Dr Bryan Power, Clinical Lead for Long Term Conditions  at NHS Leeds CCG has suggested that all practices send a text message to all patients aged over 60. Of course if you want to send it to other patient populations please do so. “The NHS is here for you when you need us. In an emergency please call 999 or go to your local accident and emergency department (remember there’s no children’s A&E at St James’s Hospital). If you’re worried you might have symptoms of cancer or any other concerns about your health please call your GP practice or NHS 111. Please do not leave anything to chance, your NHS is still here for you.”

A5 Flyer

Your NHS is still here for you when you need us

Your NHS is still here for you when you need us – print ready version

Your NHS is still here for you when you need us – easy read version

If you’d like some printed copies for your practice please email: leedsccg.comms@nhs.net

Social media

Social media plan (with static images included)

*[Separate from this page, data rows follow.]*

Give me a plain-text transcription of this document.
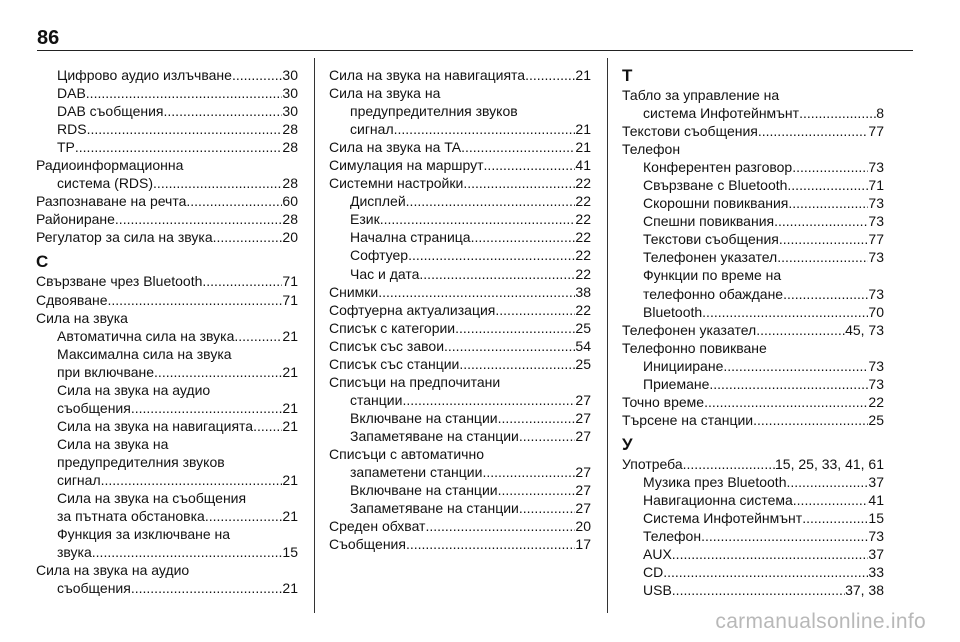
86
Цифрово аудио излъчване .....	30
DAB .....	30
DAB съобщения .....	30
RDS .....	28
TP .....	28
Радиоинформационна
система (RDS) .....	28
Разпознаване на речта .....	60
Райониране .....	28
Регулатор за сила на звука .....	20
С
Свързване чрез Bluetooth .....	71
Сдвояване .....	71
Сила на звука
Автоматична сила на звука .....	21
Максимална сила на звука
при включване .....	21
Сила на звука на аудио
съобщения .....	21
Сила на звука на навигацията ..... 21
Сила на звука на
предупредителния звуков
сигнал .....	21
Сила на звука на съобщения
за пътната обстановка .....	21
Функция за изключване на
звука .....	15
Сила на звука на аудио
съобщения .....	21
Сила на звука на навигацията .....	21
Сила на звука на
предупредителния звуков
сигнал .....	21
Сила на звука на TA .....	21
Симулация на маршрут .....	41
Системни настройки .....	22
Дисплей .....	22
Език .....	22
Начална страница .....	22
Софтуер .....	22
Час и дата .....	22
Снимки .....	38
Софтуерна актуализация .....	22
Списък с категории .....	25
Списък със завои .....	54
Списък със станции .....	25
Списъци на предпочитани
станции .....	27
Включване на станции .....	27
Запаметяване на станции .....	27
Списъци с автоматично
запаметени станции .....	27
Включване на станции .....	27
Запаметяване на станции .....	27
Среден обхват .....	20
Съобщения .....	17
Т
Табло за управление на
система Инфотейнмънт .....	8
Текстови съобщения .....	77
Телефон
Конферентен разговор .....	73
Свързване с Bluetooth .....	71
Скорошни повиквания .....	73
Спешни повиквания .....	73
Текстови съобщения .....	77
Телефонен указател .....	73
Функции по време на
телефонно обаждане .....	73
Bluetooth .....	70
Телефонен указател .....	45, 73
Телефонно повикване
Иницииране .....	73
Приемане .....	73
Точно време .....	22
Търсене на станции .....	25
У
Употреба .....	15, 25, 33, 41, 61
Музика през Bluetooth .....	37
Навигационна система .....	41
Система Инфотейнмънт .....	15
Телефон .....	73
AUX .....	37
CD .....	33
USB .....	37, 38
carmanualsonline.info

If you prefer you can use the animated gifs below alongside the social media messages

Animations – set one

Animations – set two

Information for your websites

It’s important that if you, or your loved ones, become suddenly unwell you get help quickly. Any delay could lead to disability or even death. We have developed the information below [practices to link to A5 flyer] to help you understand when you need to ring 999 or go to A&E, when you should contact your GP practice and when other healthcare options would be better for you including online resources.

We want to keep everyone safe and would welcome you sharing our messages with your family and friends. You can help us do this by sharing the messages in our social media plan [practices to link to social media plan]

To help you here’s examples of when you need to contact 999 or go to A&E.

When to call 999 and attend A&E:

  • Choking
  • Chest pain
  • Blackout
  • Severe bleeding
  • A serious injury
  • If you think you’re having a stroke

Call your GP if you have the following:

  • Concerns regarding ongoing conditions
  • Ear discharge / pain
  • Rashes
  • Stomach ache
  • Any cancer symptoms such as lump in your breast, changes in bowel habits, blood in your pee or poo, unexplained weight loss, moles that appear to change or cough that you’ve had for three weeks or more (visit NHS.uk for more information)

If you have coronavirus symptoms, please mention this when calling your GP practice, calling 999 or when you arrive at A&E.